Absolutely. We are particularly excited to receive original materials. MAPS functions as both a critical/pedagogical archive and an online journal, stressing the connection between previous and current scholarship. As a flexible digital medium, MAPS is especially well-suited to presenting especially short or long essays, essays that organized non-linearily, and essays that are heavily illustrated. We will include a copyright notice along with the author's name and all submissions are refereed. MAPS has a diverse audience of students, faculty, and general readersan audience otherwise difficult to reach.
What if I do have experience in web design or digital humanities and would like to submit a more interactive contribution? What if an essay is already digitally encoded?
MAPS has a distinct advantage over print journals in that it is able to incorporate interactive and formally experimental materials, such as essays and syllabi, that link to materials already available on the website or hosted elsewhere. We are very excited to receive such materials that stretch the boundaries of both digital humanities and modern American poetry scholarship. If you are interested in submitting such materials, please send us a note on our Questions and Comments submission form and we will discuss with you the logistics of incorporating the materials into the site.

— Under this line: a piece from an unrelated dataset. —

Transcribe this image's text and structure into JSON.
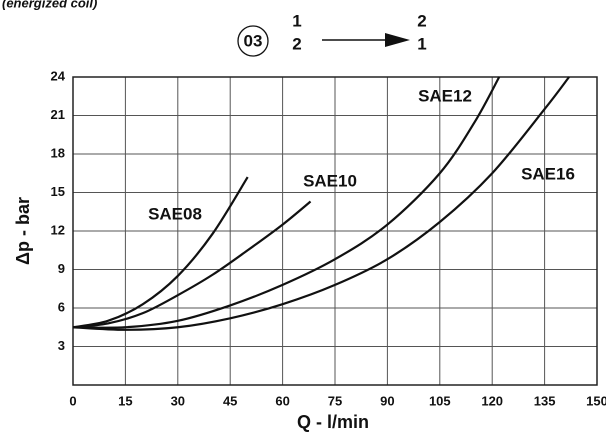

How can I send illustrations?
The easiest way to send illustrations is to use the Critical Submissions form. You can attach the image directly or send us a url to a website where the image is permanently available. We will need permission to host copyrighted materials on the MAPS site.
What about audio or video?
We do not currently have a way to directly upload audio or video, but we are excited to receive these materials and encourage you to send us a note on our Questions and Comments submission form.
Can poems be included?
Only within certain limits. Poems published in 1923 or earlier (OR poems by authors who died 70 or more years ago) can be put on line without permission. More recent poems require permission, although we can share poems that are already on line elsewhere. We can also make links to other poetry sites.
Can handwritten manuscripts (like drafts of poems) go on the web?
Definitely. We usually need permission, but they can look very good there. See, for example, the Harry Crosby site.
Can I expand a quotation from my work that's already on-line?
Yes. In order to stay within fair use, we have condensed some passages more than we would have liked. We have written for permission for longer excerpts, but we could only manage so many letters. If you would like to see an excerpt from your book or essay expanded, please send us a note on our Questions and Comments submission form asking us to do so and granting permission, along with the text to be added. You can also revise a published analysis that has been reprinted on MAPS. The internet gives every essay a second chance.
Can we recommend links to other sites?
Yes. Please send these through our Questions and Comments submission form. If you find any errors or oversights, we'd be happy to hear about those as well.
I specialize in a particular poet, poets or subject matter and would like to contribute substantially to an existing poet's page--such as compiling excerpts of published analyses for poems that may or may not currently be represented. Can I contribute in this way to an existing page?
Definitely. People adding a single new section to a poet's page will be identified as a contributor. People adding multiple sections to a page can become a co-editor. Send brief contributions (or proposals for longer contributions) for review by the editors through the Questions and Comments submission form.
Can I recommend a new poet for MAPS
Certainly. We strive to provide criticism on a wide variety of poetry, challenging traditional notions of canonicity based upon racial, gender, sexual, political, or historical oversight. Before adding a poet to the site, we try to achieve a critical mass of criticism that justifies a new poet's presence. Please keep this in mind when suggesting poets. If you can point us to useful criticism at the same time, this will help us immensely.